Although the subject matter described herein may be described in the context of illustrative implementations to process one or more computing application features/operations for a computing application having user-interactive components the subject matter is not limited to these particular embodiments. Rather, the techniques described herein can be applied to any suitable type of user interactive component execution management methods, systems, platforms, and/or apparatus.

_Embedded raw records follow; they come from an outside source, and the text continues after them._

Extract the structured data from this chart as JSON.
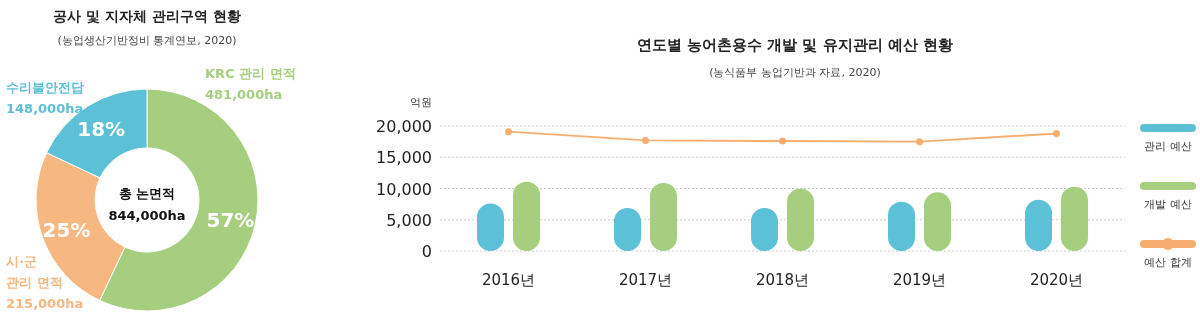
{
  "chart_data": [
    {
      "type": "donut",
      "title": "공사 및 지자체 관리구역 현황",
      "subtitle": "(농업생산기반정비 통계연보, 2020)",
      "categories": [
        "KRC 관리 면적",
        "시·군 관리 면적",
        "수리불안전답"
      ],
      "values": [
        57,
        25,
        18
      ],
      "colors": [
        "#a5cf7e",
        "#f6b781",
        "#5cc0d7"
      ],
      "value_labels": [
        "57%",
        "25%",
        "18%"
      ],
      "annotations": [
        "총 논면적",
        "844,000ha",
        "481,000ha",
        "215,000ha",
        "148,000ha"
      ]
    },
    {
      "type": "bar",
      "title": "연도별 농어촌용수 개발 및 유지관리 예산 현황",
      "subtitle": "(농식품부 농업기반과 자료, 2020)",
      "ylabel": "억원",
      "categories": [
        "2016년",
        "2017년",
        "2018년",
        "2019년",
        "2020년"
      ],
      "series": [
        {
          "name": "관리 예산",
          "color": "#5cc0d7",
          "values": [
            7600,
            6900,
            6900,
            7900,
            8200
          ]
        },
        {
          "name": "개발 예산",
          "color": "#a5cf7e",
          "values": [
            11100,
            10900,
            10000,
            9400,
            10300
          ]
        },
        {
          "name": "예산 합계",
          "type": "line",
          "marker": "circle",
          "color": "#f6ad6e",
          "values": [
            19100,
            17700,
            17600,
            17500,
            18800
          ]
        }
      ],
      "ylim": [
        0,
        20000
      ],
      "yticks": [
        0,
        {
          "value": 5000,
          "label": "5,000"
        },
        {
          "value": 10000,
          "label": "10,000"
        },
        {
          "value": 15000,
          "label": "15,000"
        },
        {
          "value": 20000,
          "label": "20,000"
        }
      ],
      "grid": "y",
      "legend": "right"
    }
  ]
}
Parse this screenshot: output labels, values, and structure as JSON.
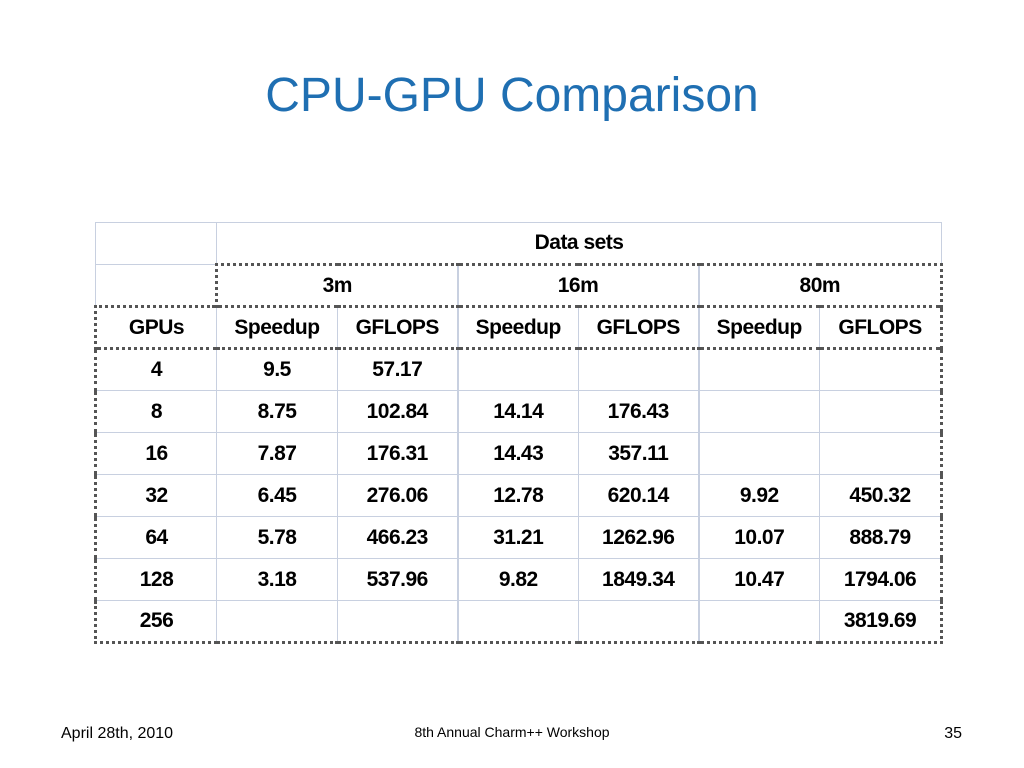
{
  "slide": {
    "title": "CPU-GPU Comparison"
  },
  "table": {
    "top_header": "Data sets",
    "datasets": [
      "3m",
      "16m",
      "80m"
    ],
    "column_headers": [
      "GPUs",
      "Speedup",
      "GFLOPS",
      "Speedup",
      "GFLOPS",
      "Speedup",
      "GFLOPS"
    ],
    "rows": [
      [
        "4",
        "9.5",
        "57.17",
        "",
        "",
        "",
        ""
      ],
      [
        "8",
        "8.75",
        "102.84",
        "14.14",
        "176.43",
        "",
        ""
      ],
      [
        "16",
        "7.87",
        "176.31",
        "14.43",
        "357.11",
        "",
        ""
      ],
      [
        "32",
        "6.45",
        "276.06",
        "12.78",
        "620.14",
        "9.92",
        "450.32"
      ],
      [
        "64",
        "5.78",
        "466.23",
        "31.21",
        "1262.96",
        "10.07",
        "888.79"
      ],
      [
        "128",
        "3.18",
        "537.96",
        "9.82",
        "1849.34",
        "10.47",
        "1794.06"
      ],
      [
        "256",
        "",
        "",
        "",
        "",
        "",
        "3819.69"
      ]
    ]
  },
  "footer": {
    "date": "April 28th, 2010",
    "event": "8th Annual Charm++ Workshop",
    "page_number": "35"
  }
}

While the exemplary embodiments have been described with respect to processes of circuits, including possible implementation as a single integrated circuit, a multi-chip module, a single card, or a multi-card circuit pack, the described embodiments are not so limited. As would be apparent to one skilled in the art, various functions of circuit elements may also be implemented as processing blocks in a software program. Such software may be employed in, for example, a digital signal processor, micro-controller, or general-purpose computer.

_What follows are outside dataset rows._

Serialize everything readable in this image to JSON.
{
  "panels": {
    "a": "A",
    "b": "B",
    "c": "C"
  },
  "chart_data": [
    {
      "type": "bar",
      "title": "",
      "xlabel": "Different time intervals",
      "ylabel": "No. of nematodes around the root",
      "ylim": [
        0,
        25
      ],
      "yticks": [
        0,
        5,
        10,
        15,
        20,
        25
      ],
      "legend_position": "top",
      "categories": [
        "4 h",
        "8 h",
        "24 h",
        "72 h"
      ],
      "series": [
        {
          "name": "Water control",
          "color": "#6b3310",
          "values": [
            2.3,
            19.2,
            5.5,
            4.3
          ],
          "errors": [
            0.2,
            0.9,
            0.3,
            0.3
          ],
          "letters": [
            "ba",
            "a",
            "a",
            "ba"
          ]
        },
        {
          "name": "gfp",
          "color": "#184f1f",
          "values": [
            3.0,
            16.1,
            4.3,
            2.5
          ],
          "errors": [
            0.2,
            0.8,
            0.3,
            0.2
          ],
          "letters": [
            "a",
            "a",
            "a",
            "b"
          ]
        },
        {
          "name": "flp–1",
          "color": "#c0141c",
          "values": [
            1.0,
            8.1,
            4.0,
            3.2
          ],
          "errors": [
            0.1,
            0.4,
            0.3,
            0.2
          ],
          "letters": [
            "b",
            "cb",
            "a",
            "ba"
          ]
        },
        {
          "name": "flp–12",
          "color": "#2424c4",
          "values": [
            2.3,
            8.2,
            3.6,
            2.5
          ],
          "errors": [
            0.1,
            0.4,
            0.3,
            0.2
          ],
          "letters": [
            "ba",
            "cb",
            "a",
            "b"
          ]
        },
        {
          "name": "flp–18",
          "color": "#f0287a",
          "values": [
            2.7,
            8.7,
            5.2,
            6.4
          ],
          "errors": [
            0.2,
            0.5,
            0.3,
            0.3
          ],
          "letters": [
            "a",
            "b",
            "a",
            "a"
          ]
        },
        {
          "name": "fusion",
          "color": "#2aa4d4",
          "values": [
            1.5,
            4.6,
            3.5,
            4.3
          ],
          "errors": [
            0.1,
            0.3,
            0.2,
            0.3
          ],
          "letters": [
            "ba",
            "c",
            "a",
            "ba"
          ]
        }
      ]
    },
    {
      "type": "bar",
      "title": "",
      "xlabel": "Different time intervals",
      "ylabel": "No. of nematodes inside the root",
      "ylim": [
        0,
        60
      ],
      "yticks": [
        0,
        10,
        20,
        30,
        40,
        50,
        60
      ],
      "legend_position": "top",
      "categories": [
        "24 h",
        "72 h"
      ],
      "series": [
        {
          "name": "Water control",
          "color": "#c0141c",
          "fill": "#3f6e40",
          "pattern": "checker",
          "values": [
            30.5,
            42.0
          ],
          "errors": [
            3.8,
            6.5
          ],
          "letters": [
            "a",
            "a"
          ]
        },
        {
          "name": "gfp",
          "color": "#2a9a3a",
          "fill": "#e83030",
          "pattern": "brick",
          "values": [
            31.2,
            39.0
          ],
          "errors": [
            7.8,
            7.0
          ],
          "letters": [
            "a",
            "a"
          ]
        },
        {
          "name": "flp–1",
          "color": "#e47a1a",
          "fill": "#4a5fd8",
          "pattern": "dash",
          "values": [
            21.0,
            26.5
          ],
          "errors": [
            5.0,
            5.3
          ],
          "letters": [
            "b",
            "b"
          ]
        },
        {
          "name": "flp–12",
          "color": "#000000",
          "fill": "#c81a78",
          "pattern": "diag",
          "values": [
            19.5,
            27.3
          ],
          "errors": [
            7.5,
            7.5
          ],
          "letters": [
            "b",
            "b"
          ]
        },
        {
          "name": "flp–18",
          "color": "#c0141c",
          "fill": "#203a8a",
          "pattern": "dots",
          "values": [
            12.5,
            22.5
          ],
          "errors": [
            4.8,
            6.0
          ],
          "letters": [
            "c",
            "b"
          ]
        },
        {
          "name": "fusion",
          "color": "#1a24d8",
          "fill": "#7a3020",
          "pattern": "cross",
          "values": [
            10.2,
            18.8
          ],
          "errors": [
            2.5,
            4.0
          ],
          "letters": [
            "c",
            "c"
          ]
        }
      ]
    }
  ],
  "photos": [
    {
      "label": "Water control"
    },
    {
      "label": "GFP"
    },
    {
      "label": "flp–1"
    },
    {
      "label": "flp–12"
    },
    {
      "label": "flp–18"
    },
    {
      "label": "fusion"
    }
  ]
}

Some embodiments might be implemented in the form of methods and apparatuses for practicing those methods. Described embodiments might also be implemented in the form of program code embodied in tangible media, such as magnetic recording media, optical recording media, solid state memory, floppy diskettes, CD-ROMs, hard drives, or any other machine-readable storage medium, wherein, when the program code is loaded into and executed by a machine, such as a computer, the machine becomes an apparatus for practicing the claimed invention. Described embodiments might also be implemented in the form of program code, for example, whether stored in a storage medium, loaded into and/or executed by a machine, or transmitted over some transmission medium or carrier, such as over electrical wiring or cabling, through fiber optics, or via electromagnetic radiation, wherein, when the program code is loaded into and executed by a machine, such as a computer, the machine becomes an apparatus for practicing the claimed invention. When implemented on a general-purpose processor, the program code segments combine with the processor to provide a unique device that operates analogously to specific logic circuits. Described embodiments might also be implemented in the form of a bitstream or other sequence of signal values electrically or optically transmitted through a medium, stored magnetic-field variations in a magnetic recording medium, etc., generated using a method and/or an apparatus of the claimed invention.

It should be understood that the steps of the exemplary methods set forth herein are not necessarily required to be performed in the order described, and the order of the steps of such methods should be understood to be merely exemplary. Likewise, additional steps may be included in such methods, and certain steps may be omitted or combined, in methods consistent with various embodiments.

Also, for purposes of this description, the terms “couple,” “coupling,” “coupled,” “connect,” “connecting,” or “connected” refer to any manner known in the art or later developed in which energy is allowed to be transferred between two or more elements, and the interposition of one or more additional elements is contemplated, although not required. Conversely, the terms “directly coupled,” “directly connected,” etc., imply the absence of such additional elements.

As used herein in reference to an element and a standard, the term “compatible” means that the element communicates with other elements in a manner wholly or partially specified by the standard, and would be recognized by other elements as sufficiently capable of communicating with the other elements in the manner specified by the standard. The compatible element does not need to operate internally in a manner specified by the standard.

It will be further understood that various changes in the details, materials, and arrangements of the parts which have been described and illustrated in order to explain the nature of the claimed invention might be made by those skilled in the art without departing from the scope of the following claims.